J-PAC was concerned about whether they had the jurisdiction to re-open a case involving a Canadian national fighting in the U.S. Army, about the accuracy of the documents presented to them by the Gordon family, the impact this case would have on thousands of other similar cases and more. 

As a result, J-PAC did nothing.

Five months later the Gordon family, with French and German government help, opened a war grave in Normandy. The samples collected last September proved Private Gordon's identity when DNA test results were revealed this winter.

Reflecting this week on the mistakenly released letter, Lawrence R. Gordon says, "It was infuriating at the time and it still is."

"It was an attempt to bury this particular file. It appears…J-PAC spent more time finding reasons not to act than they spent acting."

In a statement released by J-PAC on March 20 a spokesman wrote, "We remain committed to the fullest possible accounting of our missing and unknown service members."

She then alluded to a reform ordered by the Obama government in response to many families' complaints abut J-PAC's failure to find their loved ones.

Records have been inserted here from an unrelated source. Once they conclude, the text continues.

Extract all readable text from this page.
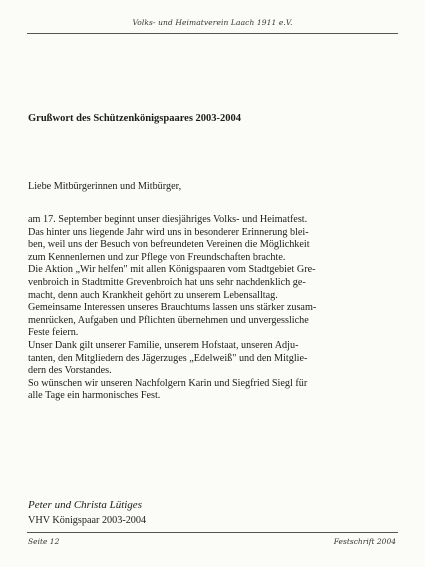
Volks- und Heimatverein Laach 1911 e.V.
Grußwort des Schützenkönigspaares 2003-2004
Liebe Mitbürgerinnen und Mitbürger,
am 17. September beginnt unser diesjähriges Volks- und Heimatfest.
Das hinter uns liegende Jahr wird uns in besonderer Erinnerung blei-
ben, weil uns der Besuch von befreundeten Vereinen die Möglichkeit
zum Kennenlernen und zur Pflege von Freundschaften brachte.
Die Aktion „Wir helfen" mit allen Königspaaren vom Stadtgebiet Gre-
venbroich in Stadtmitte Grevenbroich hat uns sehr nachdenklich ge-
macht, denn auch Krankheit gehört zu unserem Lebensalltag.
Gemeinsame Interessen unseres Brauchtums lassen uns stärker zusam-
menrücken, Aufgaben und Pflichten übernehmen und unvergessliche
Feste feiern.
Unser Dank gilt unserer Familie, unserem Hofstaat, unseren Adju-
tanten, den Mitgliedern des Jägerzuges „Edelweiß" und den Mitglie-
dern des Vorstandes.
So wünschen wir unseren Nachfolgern Karin und Siegfried Siegl für
alle Tage ein harmonisches Fest.
Peter und Christa Lütiges
VHV Königspaar 2003-2004
Seite 12	Festschrift 2004
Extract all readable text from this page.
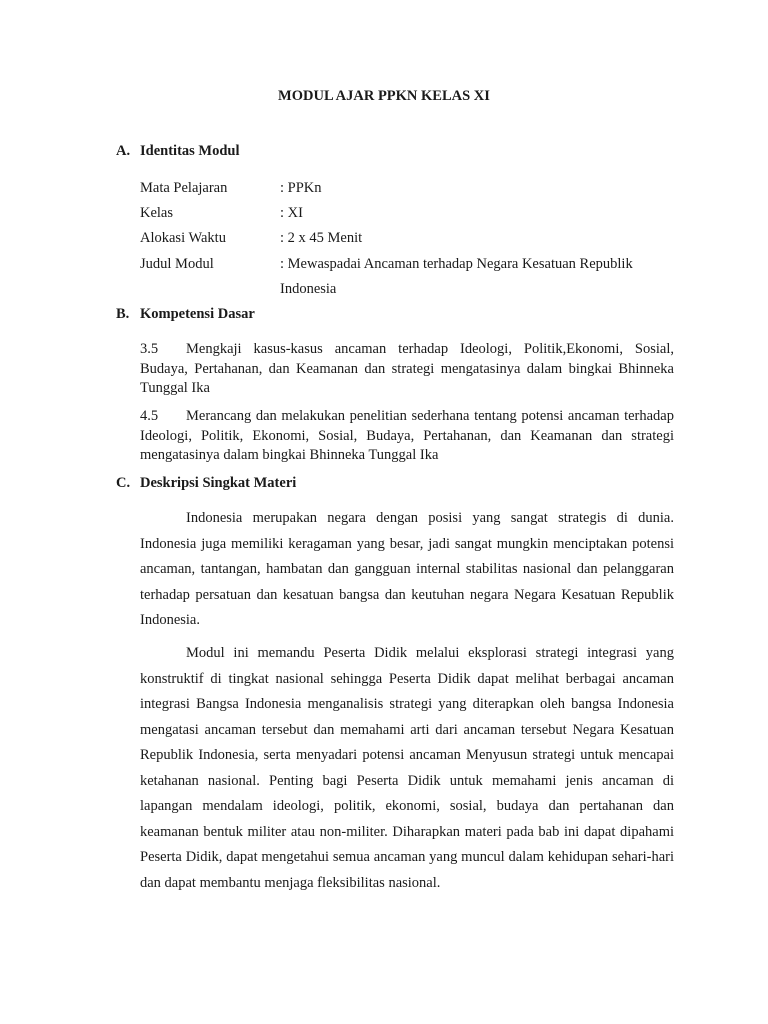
MODUL AJAR PPKN KELAS XI
A. Identitas Modul
Mata Pelajaran	: PPKn
Kelas	: XI
Alokasi Waktu	: 2 x 45 Menit
Judul Modul	: Mewaspadai Ancaman terhadap Negara Kesatuan Republik
Indonesia
B. Kompetensi Dasar
3.5 Mengkaji kasus-kasus ancaman terhadap Ideologi, Politik,Ekonomi, Sosial, Budaya, Pertahanan, dan Keamanan dan strategi mengatasinya dalam bingkai Bhinneka Tunggal Ika
4.5 Merancang dan melakukan penelitian sederhana tentang potensi ancaman terhadap Ideologi, Politik, Ekonomi, Sosial, Budaya, Pertahanan, dan Keamanan dan strategi mengatasinya dalam bingkai Bhinneka Tunggal Ika
C. Deskripsi Singkat Materi
Indonesia merupakan negara dengan posisi yang sangat strategis di dunia. Indonesia juga memiliki keragaman yang besar, jadi sangat mungkin menciptakan potensi ancaman, tantangan, hambatan dan gangguan internal stabilitas nasional dan pelanggaran terhadap persatuan dan kesatuan bangsa dan keutuhan negara Negara Kesatuan Republik Indonesia.
Modul ini memandu Peserta Didik melalui eksplorasi strategi integrasi yang konstruktif di tingkat nasional sehingga Peserta Didik dapat melihat berbagai ancaman integrasi Bangsa Indonesia menganalisis strategi yang diterapkan oleh bangsa Indonesia mengatasi ancaman tersebut dan memahami arti dari ancaman tersebut Negara Kesatuan Republik Indonesia, serta menyadari potensi ancaman Menyusun strategi untuk mencapai ketahanan nasional. Penting bagi Peserta Didik untuk memahami jenis ancaman di lapangan mendalam ideologi, politik, ekonomi, sosial, budaya dan pertahanan dan keamanan bentuk militer atau non-militer. Diharapkan materi pada bab ini dapat dipahami Peserta Didik, dapat mengetahui semua ancaman yang muncul dalam kehidupan sehari-hari dan dapat membantu menjaga fleksibilitas nasional.
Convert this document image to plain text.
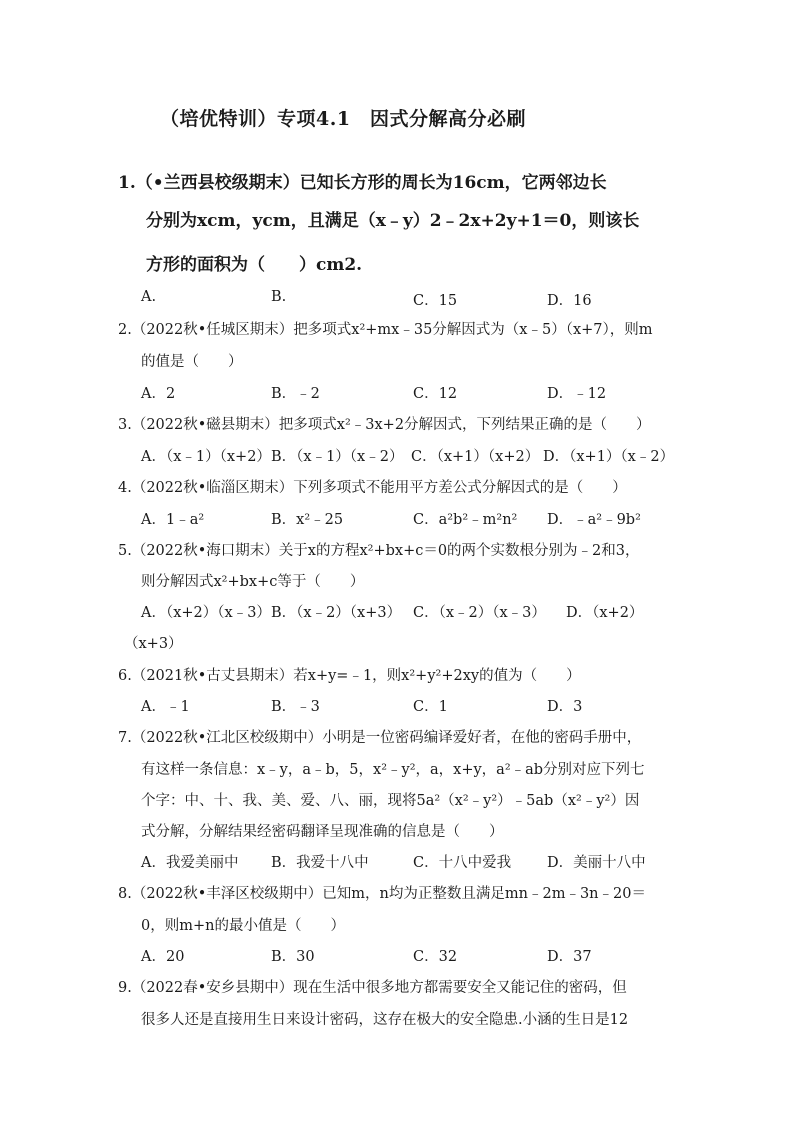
（培优特训）专项4.1　因式分解高分必刷
1.（•兰西县校级期末）已知长方形的周长为16cm，它两邻边长
分别为xcm，ycm，且满足（x﹣y）2﹣2x+2y+1＝0，则该长
方形的面积为（　　）cm2.
A.	B.	C．15	D．16
2.（2022秋•任城区期末）把多项式x²+mx﹣35分解因式为（x﹣5）（x+7），则m
的值是（　　）
A．2	B．﹣2	C．12	D．﹣12
3.（2022秋•磁县期末）把多项式x²﹣3x+2分解因式，下列结果正确的是（　　）
A．（x﹣1）（x+2） B．（x﹣1）（x﹣2） C．（x+1）（x+2） D．（x+1）（x﹣2）
4.（2022秋•临淄区期末）下列多项式不能用平方差公式分解因式的是（　　）
A．1﹣a²	B．x²﹣25	C．a²b²﹣m²n² D．﹣a²﹣9b²
5.（2022秋•海口期末）关于x的方程x²+bx+c＝0的两个实数根分别为﹣2和3，
则分解因式x²+bx+c等于（　　）
A．（x+2）（x﹣3） B．（x﹣2）（x+3） C．（x﹣2）（x﹣3） D．（x+2）
（x+3）
6.（2021秋•古丈县期末）若x+y=﹣1，则x²+y²+2xy的值为（　　）
A．﹣1	B．﹣3	C．1	D．3
7.（2022秋•江北区校级期中）小明是一位密码编译爱好者，在他的密码手册中，
有这样一条信息：x﹣y，a﹣b，5，x²﹣y²，a，x+y，a²﹣ab分别对应下列七
个字：中、十、我、美、爱、八、丽，现将5a²（x²﹣y²）﹣5ab（x²﹣y²）因
式分解，分解结果经密码翻译呈现准确的信息是（　　）
A．我爱美丽中 B．我爱十八中	C．十八中爱我 D．美丽十八中
8.（2022秋•丰泽区校级期中）已知m，n均为正整数且满足mn﹣2m﹣3n﹣20＝
0，则m+n的最小值是（　　）
A．20	B．30	C．32	D．37
9.（2022春•安乡县期中）现在生活中很多地方都需要安全又能记住的密码，但
很多人还是直接用生日来设计密码，这存在极大的安全隐患.小涵的生日是12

"This is why Secretary Hagel has directed Acting Undersecretary of Defense for Policy, Michael Lumpkin to provide him a plan to better organize the Department's personnel accounting community." 

"This will include a proposal to increase the number of missing we account for."

Meanwhile, at a solemn ceremony on June 10 at the German war cemetery at Mont d'Huisines, France, the body of PFC Lawrence S. Gordon will be turned over to his nephew.

Lawrence S. Gordon will then be flown to the United States for a second and final round of genetic testing previously agreed upon at the University of Wisconsin.

From there Private Gordon will be taken home to Saskatchewan for burial in Eastend, scheduled for August 13, the 70th anniversary of his death.

His nephew would like to reach an agreement with the American government that would allow the official U.S. Army  to hold a funeral that his family desires.

But it will have to be on Lawrence R. Gordon's terms. 

He wants the Americans to accept the research his family has arranged up until now, including the genetic tests.

"The U.S. Government can help us with the arrangements, if they want to," says Gordon.

"But we're going to get this done, with or without them."